Последние годы его жизни отмечены возвращением к некоторым темам, покинутым более тридцати лет назад: великая Италия, Сицилия, бар. Но это возвращение, не повторение: каждый мотив заново изобретен, трансформирован тремя десятилетиями живописных исследований. Как писал Жиль Делёз, повторение, это никогда не возврат того же самого, а производство различия.

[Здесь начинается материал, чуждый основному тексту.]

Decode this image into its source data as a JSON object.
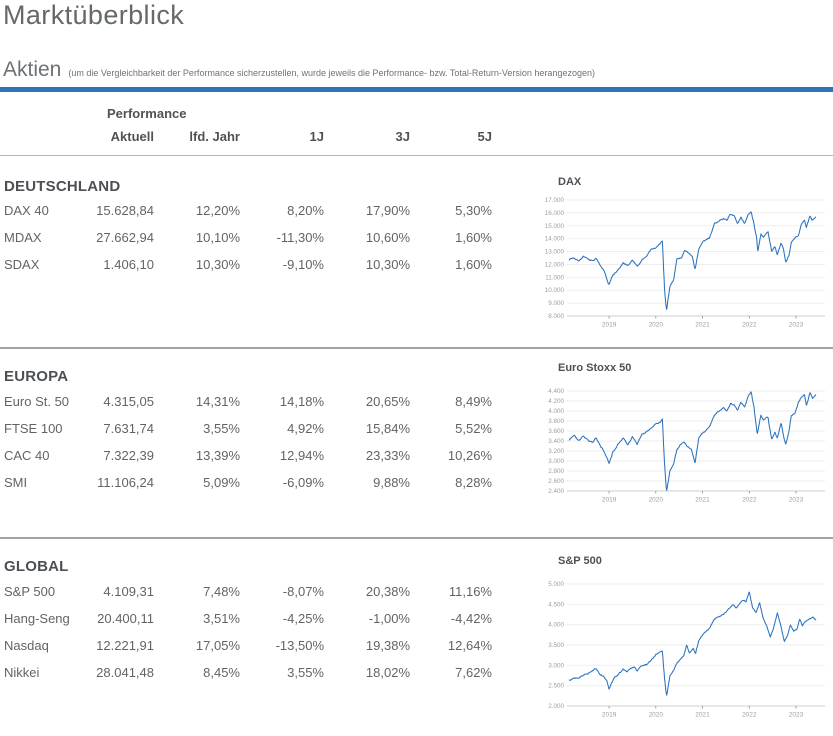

Практика Сальво показывает, что традиция может быть носителем величайшей новизны. Выбирая живопись в эпоху, когда это казалось анахронизмом, он проявил не консерватизм, а радикальность. Он доказал, что живопись может оставаться инструментом критического мышления, способом ставить вопросы нашему восприятию видимого мира. Рансьер назвал бы это “разделением чувствительного”, той формой, каким искусство переопределяет то, что видно, говоримо и думано в данном обществе.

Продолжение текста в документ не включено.